Thursday, December 13, 2007
A New Era for England?
So, it looks done and dusted in terms of Fabio Capello taking over the reins of the Three Lions, and despite what you think of the choice, if an announcement is made later today, one may go so far as to say the English FA didn't make a mess out of this one. Capello's got a lot of history, mostly good, but some of it less than professional. Compared to Steve McClaren, who never rose above being just plain shit, and the stoicism of Sven Goran Erikkson, I'd say it's a step in the right direction.
Capello, who's won every domestic competition in Spain and Italy, as well as a Champions League, was sacked from the La Liga-winning Real Madrid side of last year for being too defensive-minded, but is fluent, flowing soccer what England really need? I'd argue that may not be the case, considering not many English teams play that way anyway and it's not apparent that the majority of England's players have the skill to do so.
Like many, I do believe England's foibles are a result of organization, motivation, and a lack of belief. While I laugh at the constant evocations of "pace, penetration and passion", Capello looks like the kind of gaffer that'll give you a chance, and if you don't make the most of it, it's your fault. And that, is exactly what England need from its players.
Sure, he called Paolo di Canio "an ugly c*nt" that had a face that "looked like a penis", but that's more of an observation than anything else. It is the fact that Capello doesn't back down from anyone that should give him an advantage over previous gaffers. We already know he's results-oriented, so that's not an issue. Perhaps the only real issue is how he will deal with the English press, and whether his abbreviated national team schedule will not irritate his legendary predilection to lash out.

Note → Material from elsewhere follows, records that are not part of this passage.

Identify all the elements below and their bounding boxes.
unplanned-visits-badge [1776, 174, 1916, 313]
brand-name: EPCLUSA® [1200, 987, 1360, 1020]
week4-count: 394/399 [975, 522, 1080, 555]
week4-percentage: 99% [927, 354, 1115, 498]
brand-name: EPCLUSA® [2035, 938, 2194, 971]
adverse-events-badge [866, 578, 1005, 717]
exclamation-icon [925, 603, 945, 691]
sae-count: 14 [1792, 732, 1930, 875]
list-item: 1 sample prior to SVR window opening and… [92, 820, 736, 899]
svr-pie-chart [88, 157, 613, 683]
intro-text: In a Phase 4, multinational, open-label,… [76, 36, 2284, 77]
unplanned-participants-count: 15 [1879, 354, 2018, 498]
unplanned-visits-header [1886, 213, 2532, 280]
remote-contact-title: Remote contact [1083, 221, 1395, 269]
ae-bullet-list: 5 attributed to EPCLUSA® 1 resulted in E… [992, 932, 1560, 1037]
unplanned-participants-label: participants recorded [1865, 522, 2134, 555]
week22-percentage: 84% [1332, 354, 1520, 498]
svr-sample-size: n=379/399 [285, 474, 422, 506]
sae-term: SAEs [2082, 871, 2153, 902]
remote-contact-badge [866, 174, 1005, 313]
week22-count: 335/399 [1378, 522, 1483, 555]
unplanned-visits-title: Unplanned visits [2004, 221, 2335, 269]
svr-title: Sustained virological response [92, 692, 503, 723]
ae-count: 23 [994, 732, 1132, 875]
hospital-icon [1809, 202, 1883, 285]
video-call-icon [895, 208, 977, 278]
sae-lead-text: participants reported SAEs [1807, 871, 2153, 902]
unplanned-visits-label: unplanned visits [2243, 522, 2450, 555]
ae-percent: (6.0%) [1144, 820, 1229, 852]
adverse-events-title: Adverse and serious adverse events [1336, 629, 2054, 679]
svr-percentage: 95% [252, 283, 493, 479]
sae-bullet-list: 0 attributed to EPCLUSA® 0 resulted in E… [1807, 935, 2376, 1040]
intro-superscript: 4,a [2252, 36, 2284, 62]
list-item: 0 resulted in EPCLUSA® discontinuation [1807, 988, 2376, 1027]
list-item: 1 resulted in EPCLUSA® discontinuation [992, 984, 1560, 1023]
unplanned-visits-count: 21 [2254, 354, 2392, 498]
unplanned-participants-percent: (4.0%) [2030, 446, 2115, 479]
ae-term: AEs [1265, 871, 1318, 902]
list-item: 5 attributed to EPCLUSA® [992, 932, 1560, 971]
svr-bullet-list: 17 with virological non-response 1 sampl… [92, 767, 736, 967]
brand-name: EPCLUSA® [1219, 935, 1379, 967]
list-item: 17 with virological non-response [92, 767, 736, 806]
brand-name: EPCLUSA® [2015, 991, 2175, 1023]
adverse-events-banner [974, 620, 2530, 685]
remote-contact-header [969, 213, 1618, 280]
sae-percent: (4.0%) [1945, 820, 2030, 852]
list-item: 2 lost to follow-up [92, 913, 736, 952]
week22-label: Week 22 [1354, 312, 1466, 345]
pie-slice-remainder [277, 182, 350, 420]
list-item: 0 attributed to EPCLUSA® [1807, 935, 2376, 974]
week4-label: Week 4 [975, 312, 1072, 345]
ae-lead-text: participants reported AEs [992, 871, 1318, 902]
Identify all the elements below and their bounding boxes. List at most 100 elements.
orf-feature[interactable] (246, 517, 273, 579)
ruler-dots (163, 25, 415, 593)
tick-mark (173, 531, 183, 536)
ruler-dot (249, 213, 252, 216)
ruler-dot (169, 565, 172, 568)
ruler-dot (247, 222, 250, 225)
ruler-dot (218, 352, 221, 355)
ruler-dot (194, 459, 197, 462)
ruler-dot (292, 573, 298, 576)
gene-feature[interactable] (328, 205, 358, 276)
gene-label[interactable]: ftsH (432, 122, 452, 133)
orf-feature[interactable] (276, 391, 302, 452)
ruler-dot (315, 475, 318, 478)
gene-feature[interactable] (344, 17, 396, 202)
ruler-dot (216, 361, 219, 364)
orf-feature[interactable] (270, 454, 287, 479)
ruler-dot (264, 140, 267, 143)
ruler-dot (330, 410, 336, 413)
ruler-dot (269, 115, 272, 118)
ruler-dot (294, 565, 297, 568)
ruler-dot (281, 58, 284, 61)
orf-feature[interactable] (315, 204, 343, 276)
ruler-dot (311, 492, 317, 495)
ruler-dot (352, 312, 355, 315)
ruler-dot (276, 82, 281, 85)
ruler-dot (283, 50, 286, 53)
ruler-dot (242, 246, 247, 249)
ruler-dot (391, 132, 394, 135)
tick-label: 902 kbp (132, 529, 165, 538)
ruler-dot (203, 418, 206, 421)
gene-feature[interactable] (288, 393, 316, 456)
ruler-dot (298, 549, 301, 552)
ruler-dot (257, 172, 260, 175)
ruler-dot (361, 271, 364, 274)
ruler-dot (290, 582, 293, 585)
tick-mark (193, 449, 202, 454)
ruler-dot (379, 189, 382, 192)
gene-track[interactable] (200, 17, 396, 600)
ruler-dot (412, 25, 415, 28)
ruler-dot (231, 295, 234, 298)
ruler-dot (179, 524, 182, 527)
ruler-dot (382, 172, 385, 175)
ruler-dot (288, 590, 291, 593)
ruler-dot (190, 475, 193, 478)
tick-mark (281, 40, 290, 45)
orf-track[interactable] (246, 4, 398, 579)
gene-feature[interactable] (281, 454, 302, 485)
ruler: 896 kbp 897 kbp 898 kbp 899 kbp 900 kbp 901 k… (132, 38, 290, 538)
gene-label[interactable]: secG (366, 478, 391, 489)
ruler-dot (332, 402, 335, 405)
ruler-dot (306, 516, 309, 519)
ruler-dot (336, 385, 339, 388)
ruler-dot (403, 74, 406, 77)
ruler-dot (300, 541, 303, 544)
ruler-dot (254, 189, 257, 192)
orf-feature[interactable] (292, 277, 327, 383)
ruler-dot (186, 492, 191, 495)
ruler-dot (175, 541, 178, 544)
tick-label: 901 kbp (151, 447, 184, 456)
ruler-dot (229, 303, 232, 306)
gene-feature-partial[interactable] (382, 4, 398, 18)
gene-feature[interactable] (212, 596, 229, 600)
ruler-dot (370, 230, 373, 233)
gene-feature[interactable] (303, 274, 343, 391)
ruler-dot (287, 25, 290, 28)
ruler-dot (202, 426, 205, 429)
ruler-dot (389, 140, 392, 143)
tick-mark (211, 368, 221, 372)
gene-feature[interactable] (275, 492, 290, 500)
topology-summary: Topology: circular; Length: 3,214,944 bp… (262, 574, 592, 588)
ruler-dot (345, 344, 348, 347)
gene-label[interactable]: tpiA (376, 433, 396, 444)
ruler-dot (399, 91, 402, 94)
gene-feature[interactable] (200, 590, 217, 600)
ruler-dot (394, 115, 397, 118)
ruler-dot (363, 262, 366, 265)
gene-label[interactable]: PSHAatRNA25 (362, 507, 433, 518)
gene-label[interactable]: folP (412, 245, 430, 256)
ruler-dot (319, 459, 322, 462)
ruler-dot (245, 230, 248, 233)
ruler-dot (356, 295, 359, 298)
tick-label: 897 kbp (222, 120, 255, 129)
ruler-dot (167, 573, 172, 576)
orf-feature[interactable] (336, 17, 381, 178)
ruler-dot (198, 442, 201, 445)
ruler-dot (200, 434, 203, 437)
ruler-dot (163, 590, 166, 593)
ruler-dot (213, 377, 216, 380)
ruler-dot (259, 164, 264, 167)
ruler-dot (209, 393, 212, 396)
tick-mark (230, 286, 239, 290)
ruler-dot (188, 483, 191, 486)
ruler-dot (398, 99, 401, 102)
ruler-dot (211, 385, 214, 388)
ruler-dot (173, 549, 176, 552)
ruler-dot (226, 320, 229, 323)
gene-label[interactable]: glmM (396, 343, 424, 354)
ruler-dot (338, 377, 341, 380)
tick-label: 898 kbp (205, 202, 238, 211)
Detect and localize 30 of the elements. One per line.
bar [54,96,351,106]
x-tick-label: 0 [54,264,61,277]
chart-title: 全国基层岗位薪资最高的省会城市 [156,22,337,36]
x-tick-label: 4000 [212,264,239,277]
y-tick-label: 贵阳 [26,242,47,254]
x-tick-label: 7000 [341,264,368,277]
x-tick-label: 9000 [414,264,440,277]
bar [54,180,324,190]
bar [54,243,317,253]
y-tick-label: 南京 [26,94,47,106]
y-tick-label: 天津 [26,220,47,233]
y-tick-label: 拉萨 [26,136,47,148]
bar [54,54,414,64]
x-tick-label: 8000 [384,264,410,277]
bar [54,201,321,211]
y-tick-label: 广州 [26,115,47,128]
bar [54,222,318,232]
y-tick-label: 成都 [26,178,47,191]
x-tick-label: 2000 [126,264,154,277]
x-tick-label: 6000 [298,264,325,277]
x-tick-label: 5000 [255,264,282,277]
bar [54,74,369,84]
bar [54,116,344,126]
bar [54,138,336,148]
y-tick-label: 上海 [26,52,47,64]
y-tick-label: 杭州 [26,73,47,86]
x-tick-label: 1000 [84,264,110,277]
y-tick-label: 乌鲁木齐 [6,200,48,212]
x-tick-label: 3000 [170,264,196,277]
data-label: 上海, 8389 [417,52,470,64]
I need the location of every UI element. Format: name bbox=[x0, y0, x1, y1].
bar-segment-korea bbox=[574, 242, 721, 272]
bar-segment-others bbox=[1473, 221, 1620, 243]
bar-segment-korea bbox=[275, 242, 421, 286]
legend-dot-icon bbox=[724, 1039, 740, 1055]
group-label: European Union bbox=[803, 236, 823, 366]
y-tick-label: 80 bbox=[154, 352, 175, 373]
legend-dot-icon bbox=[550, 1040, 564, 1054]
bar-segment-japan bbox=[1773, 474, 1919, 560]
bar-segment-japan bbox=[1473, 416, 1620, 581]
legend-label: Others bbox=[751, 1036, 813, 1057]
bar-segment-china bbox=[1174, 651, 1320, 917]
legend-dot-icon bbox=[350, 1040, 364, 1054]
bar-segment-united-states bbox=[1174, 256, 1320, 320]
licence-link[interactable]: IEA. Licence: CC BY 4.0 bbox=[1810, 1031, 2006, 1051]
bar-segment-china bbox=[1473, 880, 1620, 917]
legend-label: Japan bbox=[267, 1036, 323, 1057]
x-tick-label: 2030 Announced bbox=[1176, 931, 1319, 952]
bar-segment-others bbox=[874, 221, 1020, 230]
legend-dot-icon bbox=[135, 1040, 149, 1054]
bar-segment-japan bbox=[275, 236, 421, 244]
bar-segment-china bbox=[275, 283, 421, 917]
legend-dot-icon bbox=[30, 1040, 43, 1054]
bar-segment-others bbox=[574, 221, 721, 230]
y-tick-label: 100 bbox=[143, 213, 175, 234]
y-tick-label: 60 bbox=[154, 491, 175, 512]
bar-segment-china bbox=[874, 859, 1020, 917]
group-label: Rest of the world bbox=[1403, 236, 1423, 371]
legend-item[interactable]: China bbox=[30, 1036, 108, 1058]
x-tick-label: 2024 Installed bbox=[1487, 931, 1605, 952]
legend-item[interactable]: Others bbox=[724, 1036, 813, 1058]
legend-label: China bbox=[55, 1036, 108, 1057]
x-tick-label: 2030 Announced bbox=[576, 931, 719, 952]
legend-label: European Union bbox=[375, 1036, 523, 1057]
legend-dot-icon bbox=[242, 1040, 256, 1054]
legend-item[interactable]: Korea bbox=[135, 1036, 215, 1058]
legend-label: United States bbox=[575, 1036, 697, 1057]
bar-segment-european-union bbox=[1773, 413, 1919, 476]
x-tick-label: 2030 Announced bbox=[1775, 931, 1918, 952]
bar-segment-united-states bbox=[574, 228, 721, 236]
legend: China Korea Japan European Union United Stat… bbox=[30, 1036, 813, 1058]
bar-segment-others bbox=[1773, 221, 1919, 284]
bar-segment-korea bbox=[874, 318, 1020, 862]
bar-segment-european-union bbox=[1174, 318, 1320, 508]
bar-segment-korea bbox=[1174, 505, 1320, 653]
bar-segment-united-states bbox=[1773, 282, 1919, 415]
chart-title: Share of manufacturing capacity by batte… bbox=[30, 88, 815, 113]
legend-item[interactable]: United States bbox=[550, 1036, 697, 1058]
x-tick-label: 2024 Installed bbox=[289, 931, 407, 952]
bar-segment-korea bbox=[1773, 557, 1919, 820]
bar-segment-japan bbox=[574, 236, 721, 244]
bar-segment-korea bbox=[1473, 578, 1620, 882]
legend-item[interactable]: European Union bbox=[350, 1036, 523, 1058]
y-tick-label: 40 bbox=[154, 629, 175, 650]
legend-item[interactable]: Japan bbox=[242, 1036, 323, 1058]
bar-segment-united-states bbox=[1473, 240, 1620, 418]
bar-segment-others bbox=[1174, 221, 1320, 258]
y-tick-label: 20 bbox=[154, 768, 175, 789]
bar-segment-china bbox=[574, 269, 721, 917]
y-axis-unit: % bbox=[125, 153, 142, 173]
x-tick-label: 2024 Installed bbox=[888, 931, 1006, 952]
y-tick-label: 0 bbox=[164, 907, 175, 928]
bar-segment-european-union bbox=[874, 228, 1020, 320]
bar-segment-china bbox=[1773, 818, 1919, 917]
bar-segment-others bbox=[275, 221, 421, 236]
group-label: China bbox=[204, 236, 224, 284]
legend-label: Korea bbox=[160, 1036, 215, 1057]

What disappoints me is Steve Coppell expressing his sadness in the FA's decision to go foreign. I understand the frustrations of England's talent in terms of playing and coaching becoming a second-rate country, at least in European terms. Yeah, it sure does suck that there aren't any above-average English managers, but what are you going to do?
At this point, England are the American auto industry in the late 70's and early 80's. Still churning out hulking, gas-guzzling inferior products, Detroit couldn't keep up with the innovations of the Japanese and Germans and paid dearly for it. The big 3 US automakers never completely rebounded to return to their previous heights in market share, but I do recall seeing a Honda Accord being stripped and investigated at General Motors' Tech Center in Michigan around the beginning of the 1980s. And that's the only way GM could even hope to compete, by figuring out what the foreign competition was doing right, and how to best duplicate it. Without that, there was no hope of survival.
While a simplistic analogy at best, to me this is similar to the state of English soccer. They don't have the skill players because the training's deficient and antiquated. They don't have the forward-thinking managers for the same reason. The only way for England to become a soccer power is to take advantage of Capello's appointment and use him as a training course for the next generation of English managers. Oddly enough, the only thing everyone seems to agree upon is that the future of English soccer is in dire straits, and there is really no one to pull it back into the path of innovation and progression. And it seems the FA have picked a lane in terms of the senior team, so why not ride those coat tails to at least bring England's youth level to the rest of Europe, at least in terms of skill and technique?
The Premier League may be arguably the best league in Europe, and perhaps it'll remain as the ultimate destination for a lot of the world's top talent, but that just affirms England's need to emulate and copy those things that bring foreigners to England. You cannot ignore innovation and hope your plodding, ancient techniques will win out over faster, better ways of doing things.
Yes, it is sad that the FA has to go outside of their own, the land that created the sport, the nation that has more leagues, teams and registered players than any other country, to find some direction for its future. But where else would you start?